Dollaro lontano dalla parità con l’euro

EURO/DOLLARO VERSO LA PARITA’? – Da maggio 2014 l’euro ha continuato a deprezzarsi senza sosta rispetto al dollaro americano. La scorsa primavera la quotazione del cambio era in area 1,40, mentre a marzo di quest’anno si è spinta sotto 1,05. In 10 mesi i prezzi sono quindi scesi di oltre 3.500 pips, una velocità di movimento ben al di sopra della media. Come sempre succede in questi casi, più un trend prende forza e consistenza, più le persone tentano di cavalcarlo fornendo le proprie previsioni, domandandosi se verrà davvero raggiunta la parità.

LA RISPOSTA E’ NO: ECCO PERCHE’ – “La mia risposta è no”, afferma Alessandro Bonetti, trader sul mercato dei cambi e fondatore, insieme al fratello Stefano, della Bonetti Financial, società di gestione patrimoniale con sede in Svizzera. “Iniziamo a prendere in considerazione il fatto che i principali operatori istituzionali avevano iniziato a vendere euro contro dollaro nella prima metà del maggio 2014 e, settimana dopo settimana, avevano accompagnato il ribasso della quotazione incrementando il loro posizionamento short spingendosi, ad inizio febbraio 2015, fino quasi a pareggiare il record storico di contratti aperti in vendita”. Se effettuiamo la stessa analisi sul dollaro, “notiamo come, a partire dal giugno 2014, gli operatori istituzionali abbiano iniziato ad accumulare costantemente il biglietto verde arrivando, nelle ultime settimane, a segnare il nuovo record storico di contratti aperti in acquisto di dollari contro euro per un ammontare che supera del 50% il precedente record”.

PRESE DI PROFITTO IN ARRIVO – Ciò significa che, nella storia, il momento precedente ad oggi durante il quale la divisa statunitense era stata comprata nella maniera più aggressiva da parte degli operatori istituzionali, il numero di contratti long era comunque inferiore del 50% rispetto ai valori odierni. “Analizzando i numeri emerge che tra gli operatori istituzionali attualmente a mercato sull’euro, ben il 70% sono short e tra quelli a mercato sul dollaro addirittura il 93% sono in acquisto”, prosegue Bonetti.
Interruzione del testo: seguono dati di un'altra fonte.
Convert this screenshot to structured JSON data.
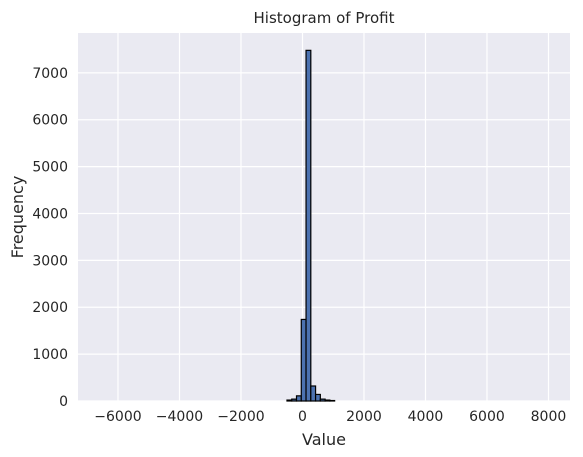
{
  "chart_data": {
    "type": "bar",
    "title": "Histogram of Profit",
    "xlabel": "Value",
    "ylabel": "Frequency",
    "xlim": [
      -7300,
      8700
    ],
    "ylim": [
      0,
      7850
    ],
    "xticks": [
      -6000,
      -4000,
      -2000,
      0,
      2000,
      4000,
      6000,
      8000
    ],
    "yticks": [
      0,
      1000,
      2000,
      3000,
      4000,
      5000,
      6000,
      7000
    ],
    "grid": true,
    "bin_width": 155,
    "bins": [
      {
        "x0": -504,
        "x1": -349,
        "count": 20
      },
      {
        "x0": -349,
        "x1": -194,
        "count": 40
      },
      {
        "x0": -194,
        "x1": -39,
        "count": 110
      },
      {
        "x0": -39,
        "x1": 116,
        "count": 1740
      },
      {
        "x0": 116,
        "x1": 271,
        "count": 7480
      },
      {
        "x0": 271,
        "x1": 426,
        "count": 320
      },
      {
        "x0": 426,
        "x1": 581,
        "count": 140
      },
      {
        "x0": 581,
        "x1": 736,
        "count": 40
      },
      {
        "x0": 736,
        "x1": 891,
        "count": 20
      },
      {
        "x0": 891,
        "x1": 1046,
        "count": 10
      }
    ],
    "colors": {
      "bar_fill": "#4c72b0",
      "bar_edge": "#000000",
      "plot_bg": "#eaeaf2",
      "grid": "#ffffff"
    }
  }
}
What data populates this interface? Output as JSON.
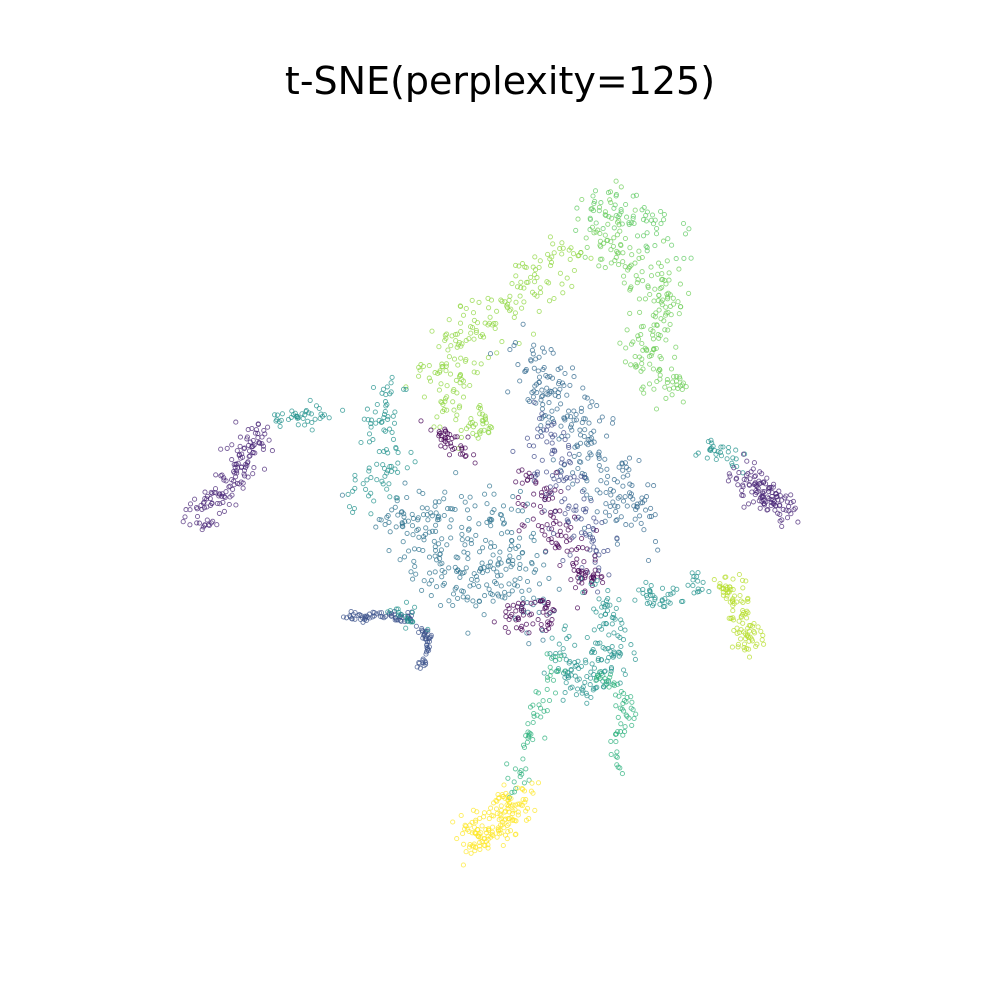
{
  "chart_data": {
    "type": "scatter",
    "title": "t-SNE(perplexity=125)",
    "xlabel": "",
    "ylabel": "",
    "axes_visible": false,
    "grid": false,
    "legend": "none",
    "marker": "open circle",
    "colormap": "viridis",
    "colors": {
      "dark_purple": "#440154",
      "indigo": "#3b528b",
      "steel_blue": "#31688e",
      "teal": "#21918c",
      "green_teal": "#35b779",
      "green": "#6ece58",
      "light_green": "#90d743",
      "lime": "#b5de2b",
      "yellow": "#fde725"
    },
    "xlim": [
      -100,
      100
    ],
    "ylim": [
      -100,
      100
    ],
    "clusters": [
      {
        "name": "",
        "color": "#6ece58",
        "path": [
          [
            25,
            77
          ],
          [
            22,
            70
          ],
          [
            26,
            63
          ],
          [
            32,
            60
          ],
          [
            39,
            56
          ],
          [
            42,
            50
          ],
          [
            36,
            44
          ],
          [
            33,
            38
          ],
          [
            38,
            32
          ],
          [
            44,
            28
          ]
        ],
        "spread": 3.2,
        "count": 220
      },
      {
        "name": "",
        "color": "#5ec962",
        "path": [
          [
            42,
            66
          ],
          [
            36,
            72
          ],
          [
            28,
            76
          ],
          [
            20,
            74
          ]
        ],
        "spread": 2.5,
        "count": 70
      },
      {
        "name": "",
        "color": "#90d743",
        "path": [
          [
            16,
            64
          ],
          [
            6,
            57
          ],
          [
            -4,
            48
          ],
          [
            -14,
            40
          ],
          [
            -20,
            33
          ],
          [
            -15,
            23
          ]
        ],
        "spread": 3.6,
        "count": 200
      },
      {
        "name": "",
        "color": "#8fd744",
        "path": [
          [
            -7,
            22
          ],
          [
            -11,
            17
          ]
        ],
        "spread": 2.0,
        "count": 30
      },
      {
        "name": "",
        "color": "#31688e",
        "path": [
          [
            2,
            38
          ],
          [
            8,
            30
          ],
          [
            14,
            22
          ],
          [
            22,
            12
          ],
          [
            28,
            2
          ],
          [
            30,
            -6
          ]
        ],
        "spread": 4.2,
        "count": 240
      },
      {
        "name": "",
        "color": "#3e4989",
        "path": [
          [
            9,
            20
          ],
          [
            10,
            8
          ],
          [
            14,
            -2
          ],
          [
            20,
            -10
          ],
          [
            22,
            -18
          ]
        ],
        "spread": 3.2,
        "count": 120
      },
      {
        "name": "",
        "color": "#440154",
        "path": [
          [
            4,
            8
          ],
          [
            8,
            -2
          ],
          [
            12,
            -10
          ],
          [
            18,
            -16
          ],
          [
            20,
            -22
          ]
        ],
        "spread": 2.8,
        "count": 120
      },
      {
        "name": "",
        "color": "#2c728e",
        "path": [
          [
            -33,
            -6
          ],
          [
            -20,
            -3
          ],
          [
            -6,
            -6
          ],
          [
            2,
            -18
          ],
          [
            8,
            -28
          ],
          [
            -15,
            -18
          ],
          [
            -25,
            -12
          ],
          [
            -10,
            -24
          ]
        ],
        "spread": 4.5,
        "count": 300
      },
      {
        "name": "",
        "color": "#440154",
        "path": [
          [
            -2,
            -28
          ],
          [
            2,
            -32
          ],
          [
            8,
            -26
          ]
        ],
        "spread": 1.8,
        "count": 40
      },
      {
        "name": "",
        "color": "#21918c",
        "path": [
          [
            -30,
            30
          ],
          [
            -34,
            22
          ],
          [
            -32,
            12
          ],
          [
            -36,
            4
          ],
          [
            -40,
            0
          ]
        ],
        "spread": 2.6,
        "count": 90
      },
      {
        "name": "",
        "color": "#440154",
        "path": [
          [
            -20,
            18
          ],
          [
            -14,
            15
          ],
          [
            -10,
            12
          ]
        ],
        "spread": 1.8,
        "count": 40
      },
      {
        "name": "",
        "color": "#21918c",
        "path": [
          [
            -47,
            23
          ],
          [
            -52,
            22
          ],
          [
            -62,
            21
          ]
        ],
        "spread": 1.5,
        "count": 40
      },
      {
        "name": "",
        "color": "#482677",
        "path": [
          [
            -65,
            18
          ],
          [
            -70,
            10
          ],
          [
            -74,
            2
          ],
          [
            -78,
            -2
          ],
          [
            -82,
            -4
          ]
        ],
        "spread": 2.3,
        "count": 150
      },
      {
        "name": "",
        "color": "#21918c",
        "path": [
          [
            48,
            14
          ],
          [
            54,
            12
          ],
          [
            58,
            8
          ]
        ],
        "spread": 1.5,
        "count": 30
      },
      {
        "name": "",
        "color": "#482677",
        "path": [
          [
            60,
            6
          ],
          [
            64,
            2
          ],
          [
            68,
            0
          ],
          [
            70,
            -2
          ]
        ],
        "spread": 2.2,
        "count": 120
      },
      {
        "name": "",
        "color": "#21918c",
        "path": [
          [
            20,
            -24
          ],
          [
            24,
            -28
          ],
          [
            26,
            -34
          ],
          [
            26,
            -40
          ],
          [
            22,
            -45
          ],
          [
            18,
            -48
          ],
          [
            14,
            -42
          ],
          [
            12,
            -36
          ]
        ],
        "spread": 2.6,
        "count": 160
      },
      {
        "name": "",
        "color": "#2db27d",
        "path": [
          [
            22,
            -45
          ],
          [
            28,
            -50
          ],
          [
            30,
            -56
          ],
          [
            28,
            -62
          ],
          [
            27,
            -70
          ]
        ],
        "spread": 1.2,
        "count": 60
      },
      {
        "name": "",
        "color": "#2db27d",
        "path": [
          [
            12,
            -40
          ],
          [
            10,
            -46
          ],
          [
            6,
            -54
          ],
          [
            4,
            -62
          ],
          [
            2,
            -70
          ],
          [
            0,
            -76
          ]
        ],
        "spread": 1.2,
        "count": 60
      },
      {
        "name": "",
        "color": "#440154",
        "path": [
          [
            9,
            -26
          ],
          [
            9,
            -34
          ]
        ],
        "spread": 1.0,
        "count": 20
      },
      {
        "name": "",
        "color": "#fde725",
        "path": [
          [
            3,
            -76
          ],
          [
            -3,
            -82
          ],
          [
            -8,
            -86
          ],
          [
            -12,
            -88
          ]
        ],
        "spread": 2.6,
        "count": 160
      },
      {
        "name": "",
        "color": "#3b528b",
        "path": [
          [
            -43,
            -30
          ],
          [
            -38,
            -30
          ],
          [
            -32,
            -29
          ],
          [
            -25,
            -31
          ],
          [
            -22,
            -35
          ],
          [
            -22,
            -40
          ],
          [
            -25,
            -44
          ]
        ],
        "spread": 0.6,
        "count": 110
      },
      {
        "name": "",
        "color": "#21918c",
        "path": [
          [
            -30,
            -29
          ],
          [
            -26,
            -30
          ]
        ],
        "spread": 1.6,
        "count": 20
      },
      {
        "name": "",
        "color": "#21918c",
        "path": [
          [
            33,
            -23
          ],
          [
            37,
            -26
          ],
          [
            42,
            -25
          ],
          [
            46,
            -22
          ],
          [
            50,
            -22
          ]
        ],
        "spread": 1.3,
        "count": 50
      },
      {
        "name": "",
        "color": "#b5de2b",
        "path": [
          [
            53,
            -21
          ],
          [
            57,
            -24
          ],
          [
            59,
            -30
          ],
          [
            61,
            -36
          ],
          [
            62,
            -38
          ]
        ],
        "spread": 1.8,
        "count": 100
      }
    ]
  }
}
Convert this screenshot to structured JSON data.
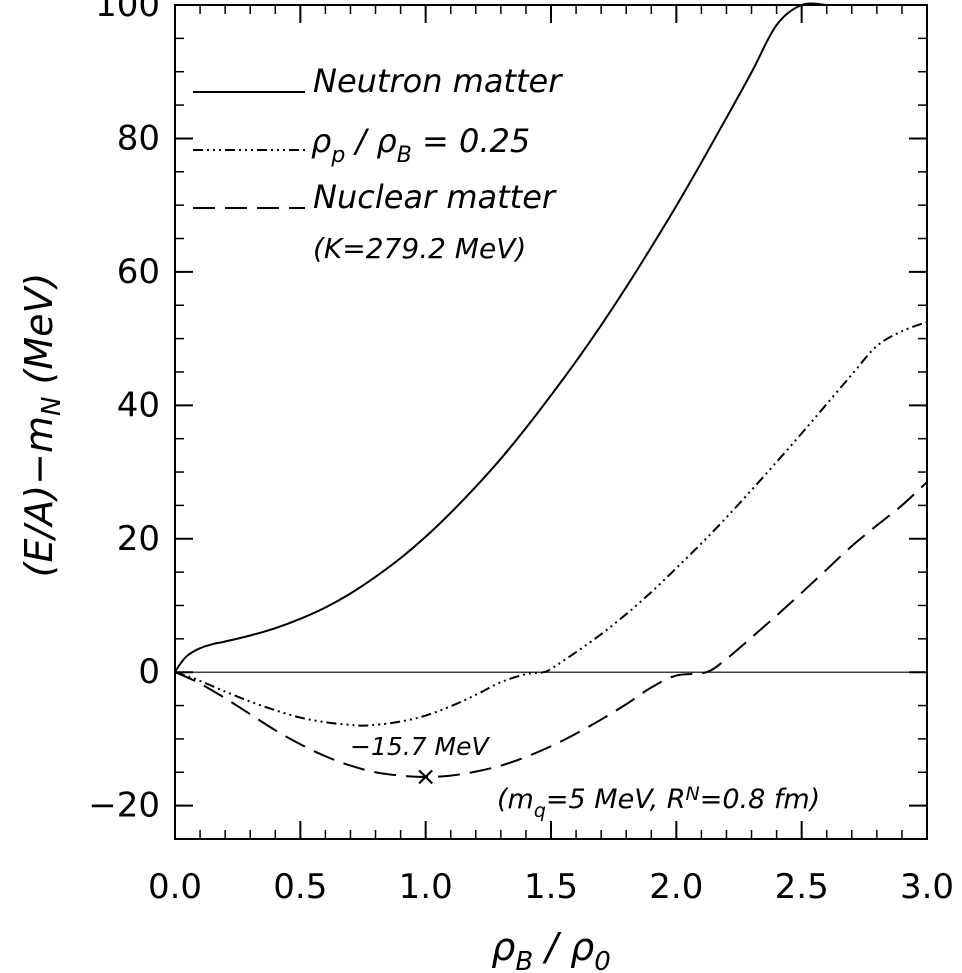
{
  "chart_data": {
    "type": "line",
    "title": "",
    "xlabel": {
      "main": "ρ",
      "sub": "B",
      "sep": " / ",
      "main2": "ρ",
      "sub2": "0"
    },
    "ylabel": {
      "pre": "(E/A)−m",
      "sub": "N",
      "post": " (MeV)"
    },
    "xlim": [
      0,
      3
    ],
    "ylim": [
      -25,
      100
    ],
    "xticks": [
      {
        "value": 0.0,
        "label": "0.0"
      },
      {
        "value": 0.5,
        "label": "0.5"
      },
      {
        "value": 1.0,
        "label": "1.0"
      },
      {
        "value": 1.5,
        "label": "1.5"
      },
      {
        "value": 2.0,
        "label": "2.0"
      },
      {
        "value": 2.5,
        "label": "2.5"
      },
      {
        "value": 3.0,
        "label": "3.0"
      }
    ],
    "yticks": [
      {
        "value": -20,
        "label": "−20"
      },
      {
        "value": 0,
        "label": "0"
      },
      {
        "value": 20,
        "label": "20"
      },
      {
        "value": 40,
        "label": "40"
      },
      {
        "value": 60,
        "label": "60"
      },
      {
        "value": 80,
        "label": "80"
      },
      {
        "value": 100,
        "label": "100"
      }
    ],
    "x_minor_step": 0.1,
    "y_minor_step": 5,
    "zero_line": true,
    "grid": false,
    "legend_position": "top-left",
    "legend": [
      {
        "series": "neutron",
        "label": "Neutron matter",
        "style": "solid"
      },
      {
        "series": "mixed",
        "label_main": "ρ",
        "label_sub": "p",
        "label_sep": " / ",
        "label_main2": "ρ",
        "label_sub2": "B",
        "label_rest": " = 0.25",
        "style": "dashdotdotdot"
      },
      {
        "series": "nuclear",
        "label": "Nuclear matter",
        "label2": "(K=279.2 MeV)",
        "style": "dashed"
      }
    ],
    "series": [
      {
        "id": "neutron",
        "style": "solid",
        "x": [
          0,
          0.02,
          0.05,
          0.1,
          0.15,
          0.2,
          0.3,
          0.4,
          0.5,
          0.6,
          0.7,
          0.8,
          0.9,
          1.0,
          1.1,
          1.2,
          1.3,
          1.4,
          1.5,
          1.6,
          1.7,
          1.8,
          1.9,
          2.0,
          2.1,
          2.2,
          2.3,
          2.4,
          2.5,
          2.6
        ],
        "y": [
          0,
          1.2,
          2.5,
          3.6,
          4.2,
          4.6,
          5.5,
          6.6,
          8.0,
          9.7,
          11.8,
          14.3,
          17.1,
          20.3,
          23.9,
          27.8,
          32.0,
          36.6,
          41.5,
          46.6,
          52.0,
          57.7,
          63.7,
          69.9,
          76.4,
          83.1,
          89.9,
          97.0,
          104.2,
          100.0
        ]
      },
      {
        "id": "mixed",
        "style": "dashdotdotdot",
        "x": [
          0,
          0.05,
          0.1,
          0.2,
          0.3,
          0.4,
          0.5,
          0.6,
          0.7,
          0.75,
          0.8,
          0.9,
          1.0,
          1.1,
          1.2,
          1.3,
          1.4,
          1.47,
          1.5,
          1.6,
          1.7,
          1.8,
          1.9,
          2.0,
          2.1,
          2.2,
          2.3,
          2.4,
          2.5,
          2.6,
          2.7,
          2.8,
          2.9,
          3.0
        ],
        "y": [
          0,
          -0.6,
          -1.3,
          -2.9,
          -4.4,
          -5.7,
          -6.8,
          -7.5,
          -7.9,
          -8.0,
          -7.9,
          -7.4,
          -6.5,
          -5.1,
          -3.4,
          -1.5,
          -0.3,
          0,
          0.5,
          3.0,
          5.7,
          8.7,
          12.0,
          15.6,
          19.3,
          23.2,
          27.3,
          31.5,
          35.8,
          40.2,
          44.6,
          48.9,
          51.1,
          52.5
        ]
      },
      {
        "id": "nuclear",
        "style": "dashed",
        "x": [
          0,
          0.05,
          0.1,
          0.2,
          0.3,
          0.4,
          0.5,
          0.6,
          0.7,
          0.8,
          0.9,
          1.0,
          1.1,
          1.2,
          1.3,
          1.4,
          1.5,
          1.6,
          1.7,
          1.8,
          1.9,
          2.0,
          2.12,
          2.2,
          2.3,
          2.4,
          2.5,
          2.6,
          2.7,
          2.8,
          2.9,
          3.0
        ],
        "y": [
          0,
          -0.8,
          -1.7,
          -3.9,
          -6.3,
          -8.7,
          -10.8,
          -12.6,
          -14.0,
          -15.0,
          -15.5,
          -15.7,
          -15.5,
          -14.9,
          -14.0,
          -12.7,
          -11.1,
          -9.2,
          -7.1,
          -4.8,
          -2.3,
          -0.5,
          0,
          2.0,
          5.2,
          8.5,
          11.9,
          15.4,
          18.9,
          22.0,
          25.0,
          28.5
        ]
      }
    ],
    "marker": {
      "x": 1.0,
      "y": -15.7,
      "symbol": "×",
      "label": "−15.7 MeV"
    },
    "annotations": [
      {
        "id": "params",
        "pre": "(m",
        "sub1": "q",
        "mid": "=5 MeV, R",
        "sub2": "N",
        "post": "=0.8 fm)"
      }
    ]
  }
}
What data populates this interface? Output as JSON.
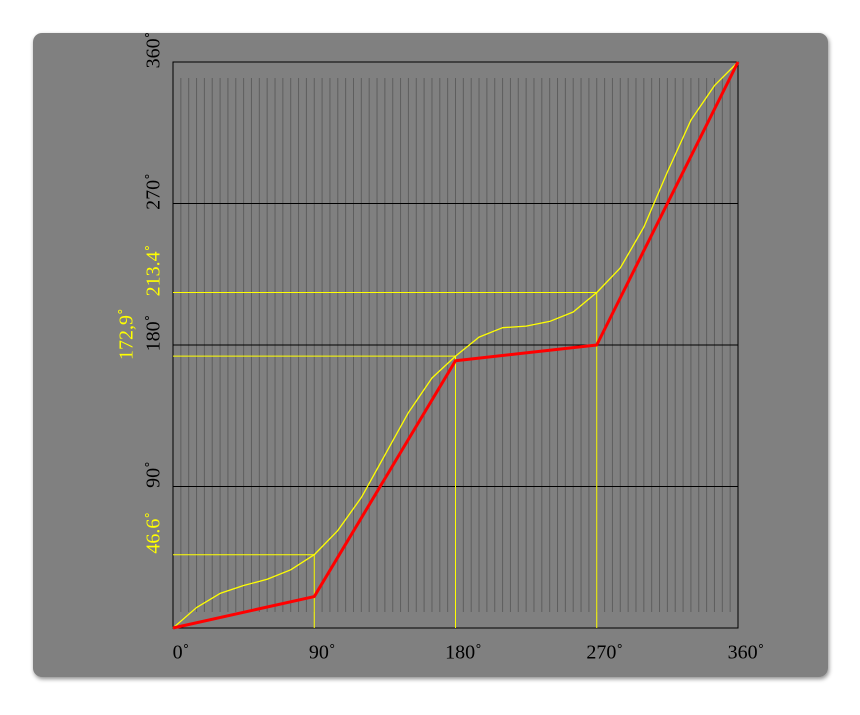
{
  "chart_data": {
    "type": "line",
    "xlim": [
      0,
      360
    ],
    "ylim": [
      0,
      360
    ],
    "xticks": [
      {
        "value": 0,
        "label": "0˚"
      },
      {
        "value": 90,
        "label": "90˚"
      },
      {
        "value": 180,
        "label": "180˚"
      },
      {
        "value": 270,
        "label": "270˚"
      },
      {
        "value": 360,
        "label": "360˚"
      }
    ],
    "yticks": [
      {
        "value": 90,
        "label": "90˚"
      },
      {
        "value": 180,
        "label": "180˚"
      },
      {
        "value": 270,
        "label": "270˚"
      },
      {
        "value": 360,
        "label": "360˚"
      }
    ],
    "minor_grid_step": 5,
    "series": [
      {
        "color": "#ff0000",
        "x": [
          0,
          90,
          180,
          270,
          360
        ],
        "values": [
          0,
          20,
          170,
          180,
          360
        ]
      },
      {
        "color": "#ffff00",
        "x": [
          0,
          15,
          30,
          45,
          60,
          75,
          90,
          105,
          120,
          135,
          150,
          165,
          180,
          195,
          210,
          225,
          240,
          255,
          270,
          285,
          300,
          315,
          330,
          345,
          360
        ],
        "values": [
          0,
          13,
          22,
          27,
          31,
          37,
          46.6,
          62,
          83,
          110,
          137,
          159,
          172.9,
          185,
          191,
          192,
          195,
          201,
          213.4,
          229,
          255,
          290,
          323,
          345,
          360
        ]
      }
    ],
    "annotations": [
      {
        "x": 90,
        "y": 46.6,
        "label": "46.6˚"
      },
      {
        "x": 180,
        "y": 172.9,
        "label": "172,9˚"
      },
      {
        "x": 270,
        "y": 213.4,
        "label": "213.4˚"
      }
    ]
  }
}
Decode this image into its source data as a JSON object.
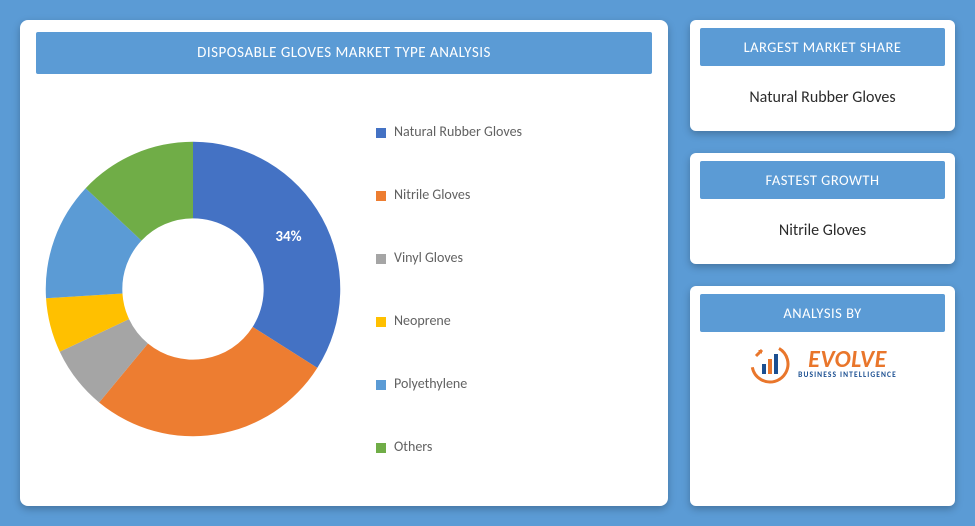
{
  "background_color": "#5b9bd5",
  "panel_color": "#ffffff",
  "accent_color": "#5b9bd5",
  "text_muted": "#616161",
  "chart": {
    "title": "DISPOSABLE GLOVES MARKET TYPE ANALYSIS",
    "type": "donut",
    "inner_radius_pct": 48,
    "slices": [
      {
        "label": "Natural Rubber Gloves",
        "value": 34,
        "color": "#4472c4",
        "show_label": "34%"
      },
      {
        "label": "Nitrile Gloves",
        "value": 27,
        "color": "#ed7d31"
      },
      {
        "label": "Vinyl Gloves",
        "value": 7,
        "color": "#a5a5a5"
      },
      {
        "label": "Neoprene",
        "value": 6,
        "color": "#ffc000"
      },
      {
        "label": "Polyethylene",
        "value": 13,
        "color": "#5b9bd5"
      },
      {
        "label": "Others",
        "value": 13,
        "color": "#70ad47"
      }
    ],
    "legend_marker_shape": "square"
  },
  "cards": {
    "largest_share": {
      "title": "LARGEST MARKET SHARE",
      "value": "Natural Rubber Gloves"
    },
    "fastest_growth": {
      "title": "FASTEST GROWTH",
      "value": "Nitrile Gloves"
    },
    "analysis_by": {
      "title": "ANALYSIS BY",
      "logo_main": "EVOLVE",
      "logo_sub": "BUSINESS INTELLIGENCE",
      "logo_color": "#e9762b",
      "logo_sub_color": "#1b4f91"
    }
  }
}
Questo rende sempre più difficile pensare che nuovi operatori possano iniziare a comprare dollari, dal momento che quasi tutti già lo stanno facendo, al contrario diventa ogni settimana più probabile che qualcuno inizi a prendere profitto, generando così un rintracciamento importante rispetto al trend rialzista del biglietto verde.

L’INDICE BONETTI – La stessa informazione la possiamo trarre anche dall’analisi dell’indice Bonetti, un indicatore proprietario studiato dalla casa svizzera, con lo scopo di misurare i flussi di capitale tra mercato europeo e mercato statunitense. “Questo indice tende ad avere un andamento molto simile a quello del cambio eur/usd, tuttavia da dicembre di quest’anno si è rilevata un’importante divergenza rialzista, se confrontato con l’andamento del cambio di riferimento. Analizzando invece le opzioni, strumento estremamente utile nel determinare le tempistiche di un’analisi più ampia come quella fatta poco fa, si nota un importante posizionamento ribassista degli operatori per la scadenza di aprile (17-04), che sembrano non aspettarsi rialzi che superino area 1.1200 e, per questo motivo, la nostra strategia operativa per questo periodo continua ad essere quella di vendere sui rialzi, ove si presentino forti conferme grafiche”. Scadute le opzioni di aprile lo scenario potrebbe invece cambiare radicalmente in quanto, alle considerazioni sopra riportate, si aggiunge la presenza di “un’operazione per oltre 2 miliardi di dollari comparsa sulla tabella delle opzioni di gennaio 2016, che porta a ritenere difficile una discesa sotto area 1.035/1.04”. Osservando il quadro nel suo insieme quindi, “salvo eventi di forte impatto, in primis l’uscita della Grecia dall’euro, ritengo che il mercato abbia già ampiamente scontato le divergenze di politica monetaria tra FED e BCE, per questo il momento in cui bisognerà tornare a comprare euro e vendere dollari potrebbe essere molto vicino”, conclude Bonetti.